How helpful is this to some/any of hybrid/multi-cloud and serverless? Analysing most of the telemetry at the edge seems like it could be helpful there. Useful for instrumenting low-latency edge applications?

ssssttt · on Dec 10, 2020

seems ambitious. why would a public company like new relic do this?

imukherjee · on Dec 10, 2020

Co-Founder/CPO of Pixie here.

This definitely is an unprecedented and forward looking investment by New Relic. While ambitious, it became evident in our conversations with them they we committed on standardizing on open source telemetry standards such as Prometheus, Open-Telemetry, Graphana etc.

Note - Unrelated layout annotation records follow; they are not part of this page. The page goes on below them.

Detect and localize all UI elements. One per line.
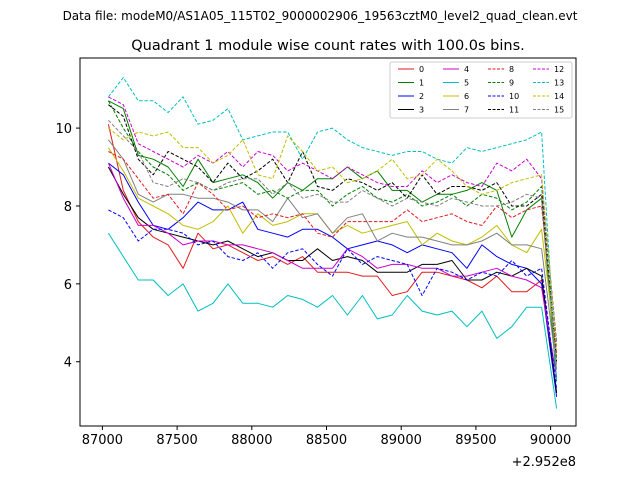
legend-label-3: 3 — [419, 106, 424, 115]
x-tick-label: 88500 — [306, 433, 347, 448]
x-axis: 87000 87500 88000 88500 89000 89500 90000 — [82, 426, 571, 448]
x-tick-label: 88000 — [231, 433, 272, 448]
series-line-5 — [107, 232, 558, 409]
x-tick-label: 89500 — [455, 433, 496, 448]
series-line-8 — [108, 151, 558, 355]
chart-suptitle: Data file: modeM0/AS1A05_115T02_90000029… — [63, 9, 578, 23]
legend-label-15: 15 — [554, 106, 564, 115]
legend-label-13: 13 — [554, 79, 564, 88]
x-offset-label: +2.952e8 — [512, 455, 576, 470]
x-tick-label: 87500 — [156, 433, 197, 448]
legend-label-0: 0 — [419, 65, 424, 74]
legend-label-1: 1 — [419, 79, 424, 88]
legend-label-6: 6 — [464, 92, 469, 101]
y-tick-label: 10 — [55, 122, 72, 137]
series-line-7 — [108, 139, 558, 370]
legend-label-14: 14 — [554, 92, 564, 101]
series-line-11 — [108, 104, 558, 362]
legend-box — [389, 61, 573, 119]
series-line-13 — [108, 77, 558, 382]
series-lines — [107, 77, 558, 409]
x-tick-label: 89000 — [381, 433, 422, 448]
series-line-3 — [107, 166, 558, 393]
series-line-0 — [107, 124, 558, 393]
legend-label-2: 2 — [419, 92, 424, 101]
legend-label-5: 5 — [464, 79, 469, 88]
legend-label-8: 8 — [509, 65, 514, 74]
legend-label-7: 7 — [464, 106, 469, 115]
y-axis: 4 6 8 10 — [55, 122, 80, 371]
legend-label-4: 4 — [464, 65, 469, 74]
series-line-4 — [107, 162, 558, 378]
legend-label-9: 9 — [509, 79, 514, 88]
series-line-2 — [108, 162, 558, 397]
legend-label-11: 11 — [509, 106, 519, 115]
plot-frame — [79, 57, 577, 427]
series-line-14 — [108, 127, 558, 351]
y-tick-label: 8 — [64, 200, 72, 215]
legend-label-12: 12 — [554, 65, 564, 74]
series-line-15 — [108, 119, 558, 366]
x-tick-label: 87000 — [82, 433, 123, 448]
chart-title: Quadrant 1 module wise count rates with … — [131, 38, 525, 54]
y-tick-label: 4 — [64, 356, 72, 371]
legend-label-10: 10 — [509, 92, 519, 101]
y-tick-label: 6 — [64, 278, 72, 293]
x-tick-label: 90000 — [530, 433, 571, 448]
series-line-12 — [108, 96, 558, 347]
series-line-10 — [108, 209, 558, 390]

We're not yet in a position to speak for them in detail but we believe this bet on our project reinforces their plan to open-source telemetry layer to accelerate the adoption of observability practices by developers.

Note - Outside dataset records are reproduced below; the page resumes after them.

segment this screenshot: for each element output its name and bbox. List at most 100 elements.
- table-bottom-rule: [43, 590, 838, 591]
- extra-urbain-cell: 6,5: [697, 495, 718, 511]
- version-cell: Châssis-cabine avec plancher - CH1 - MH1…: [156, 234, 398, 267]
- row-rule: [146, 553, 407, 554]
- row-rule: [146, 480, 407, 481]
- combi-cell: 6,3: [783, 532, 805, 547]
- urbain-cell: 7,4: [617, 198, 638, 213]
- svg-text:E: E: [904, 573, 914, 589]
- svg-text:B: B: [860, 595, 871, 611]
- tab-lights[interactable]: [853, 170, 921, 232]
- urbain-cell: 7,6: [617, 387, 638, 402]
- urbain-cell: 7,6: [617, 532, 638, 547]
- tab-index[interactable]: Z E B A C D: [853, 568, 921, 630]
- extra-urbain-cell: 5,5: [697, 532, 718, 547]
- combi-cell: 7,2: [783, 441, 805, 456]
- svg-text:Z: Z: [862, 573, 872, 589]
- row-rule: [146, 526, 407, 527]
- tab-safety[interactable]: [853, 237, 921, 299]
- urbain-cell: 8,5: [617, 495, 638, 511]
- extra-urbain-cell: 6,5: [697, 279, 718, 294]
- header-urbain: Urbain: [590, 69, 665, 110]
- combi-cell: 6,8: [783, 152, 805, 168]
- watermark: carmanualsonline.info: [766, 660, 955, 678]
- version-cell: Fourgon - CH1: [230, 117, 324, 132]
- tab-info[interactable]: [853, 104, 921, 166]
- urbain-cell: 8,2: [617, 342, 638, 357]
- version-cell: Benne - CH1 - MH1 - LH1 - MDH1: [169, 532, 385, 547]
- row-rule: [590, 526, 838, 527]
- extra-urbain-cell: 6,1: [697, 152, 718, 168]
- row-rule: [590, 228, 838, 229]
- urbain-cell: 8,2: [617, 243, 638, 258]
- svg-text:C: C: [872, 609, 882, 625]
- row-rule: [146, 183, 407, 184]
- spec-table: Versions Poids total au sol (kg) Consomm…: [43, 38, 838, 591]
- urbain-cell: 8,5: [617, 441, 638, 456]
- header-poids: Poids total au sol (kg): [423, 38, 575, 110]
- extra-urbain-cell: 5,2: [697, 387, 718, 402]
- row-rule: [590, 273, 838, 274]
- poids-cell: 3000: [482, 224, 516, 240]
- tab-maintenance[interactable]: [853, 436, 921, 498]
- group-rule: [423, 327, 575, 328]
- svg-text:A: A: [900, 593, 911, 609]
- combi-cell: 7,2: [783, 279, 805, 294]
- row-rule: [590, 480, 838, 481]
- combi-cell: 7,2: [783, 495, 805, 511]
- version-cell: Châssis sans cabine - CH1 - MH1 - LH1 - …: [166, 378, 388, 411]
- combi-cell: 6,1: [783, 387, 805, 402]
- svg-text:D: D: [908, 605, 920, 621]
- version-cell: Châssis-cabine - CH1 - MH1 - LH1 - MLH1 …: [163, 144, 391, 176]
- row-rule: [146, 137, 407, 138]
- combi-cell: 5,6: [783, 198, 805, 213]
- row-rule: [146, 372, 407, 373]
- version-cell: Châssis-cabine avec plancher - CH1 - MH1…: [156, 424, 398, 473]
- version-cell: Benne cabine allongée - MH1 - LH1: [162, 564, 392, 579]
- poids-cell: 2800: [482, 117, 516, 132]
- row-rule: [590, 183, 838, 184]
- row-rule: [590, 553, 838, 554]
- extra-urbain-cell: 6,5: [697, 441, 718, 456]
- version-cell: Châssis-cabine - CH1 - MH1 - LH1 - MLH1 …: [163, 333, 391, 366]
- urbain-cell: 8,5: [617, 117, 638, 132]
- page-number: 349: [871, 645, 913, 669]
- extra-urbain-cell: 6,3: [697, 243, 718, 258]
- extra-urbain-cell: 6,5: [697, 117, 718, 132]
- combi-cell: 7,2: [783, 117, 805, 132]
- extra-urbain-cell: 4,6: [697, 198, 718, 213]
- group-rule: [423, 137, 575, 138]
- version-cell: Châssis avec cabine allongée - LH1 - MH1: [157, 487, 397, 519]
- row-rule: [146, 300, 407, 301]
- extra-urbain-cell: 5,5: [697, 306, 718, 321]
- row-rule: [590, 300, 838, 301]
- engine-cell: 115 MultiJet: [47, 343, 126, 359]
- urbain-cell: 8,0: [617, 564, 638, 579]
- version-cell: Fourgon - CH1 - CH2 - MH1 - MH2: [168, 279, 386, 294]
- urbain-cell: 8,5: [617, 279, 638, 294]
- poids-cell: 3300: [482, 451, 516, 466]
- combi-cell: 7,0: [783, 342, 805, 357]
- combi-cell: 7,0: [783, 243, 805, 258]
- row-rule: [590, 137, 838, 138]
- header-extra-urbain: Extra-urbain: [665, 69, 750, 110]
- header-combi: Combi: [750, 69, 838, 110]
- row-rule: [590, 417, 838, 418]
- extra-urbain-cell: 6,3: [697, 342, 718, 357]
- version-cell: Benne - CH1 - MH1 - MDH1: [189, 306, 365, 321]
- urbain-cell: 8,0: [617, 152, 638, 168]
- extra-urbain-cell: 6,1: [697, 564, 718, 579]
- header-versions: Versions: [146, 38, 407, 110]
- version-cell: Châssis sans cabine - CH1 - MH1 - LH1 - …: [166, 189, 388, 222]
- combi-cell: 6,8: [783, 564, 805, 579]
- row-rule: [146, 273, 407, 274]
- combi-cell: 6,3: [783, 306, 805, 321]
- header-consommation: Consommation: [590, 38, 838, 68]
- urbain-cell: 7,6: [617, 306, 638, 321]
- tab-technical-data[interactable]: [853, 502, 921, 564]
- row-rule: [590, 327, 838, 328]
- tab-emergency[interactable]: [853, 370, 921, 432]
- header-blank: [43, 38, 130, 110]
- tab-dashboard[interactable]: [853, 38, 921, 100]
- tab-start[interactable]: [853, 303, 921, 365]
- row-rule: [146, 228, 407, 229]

Hope that adds some color! would be great to hear more thoughts.

pkaye · on Dec 10, 2020

How does Pixie technology compare to Sysdig? Do they do similar things?

imukherjee · on Dec 10, 2020

The underlying data collection approach is similar however, our focus in application performance monitoring for developers and Sysdig's focus is on container level security & monitoring for devops,devsecops (@Sysdig folks please correct me if I am wrong :) )

Sysdig was a pioneer in harvesting data from the kernel. Their original solution required installing a kernel module and they are now moving to eBPF based approaches. The Falco project is really exciting.

Since we're a relatively new project (started 2 years ago) we started with eBPF and built our platform around it. As we open source we'll share with groups like Falco and hopefully collaborate.

PoignardAzur · on Dec 10, 2020

At a guess, to commoditize their complement.

nui_manako · on Dec 10, 2020

Don’t see the source code in GitHub. When do you plan to open it up? Interested in digging into your engine code.

zasgar · on Dec 10, 2020

Co-founder/CEO of Pixie here.

We are preparing to open source early next year, so stay tuned. The code will be posted on our repository, that currently hosts our community scripts: https://github.com/pixie-labs/pixie.

raulreyes · on Dec 10, 2020

Pixie scripts FTW.

avinassh · on Dec 10, 2020

What does signing a definitive agreement mean?

iampims · on Dec 10, 2020

Pixie agreed to be acquired by NewRelic

boston_sre87 · on Dec 11, 2020

Yea, the deal is not yet closed, but assuming no regulatory hold up (think new relic is public, so if pixie is worth enough, they'll need to go through HSR) or similar stuff, they agree that the acquisition will go through.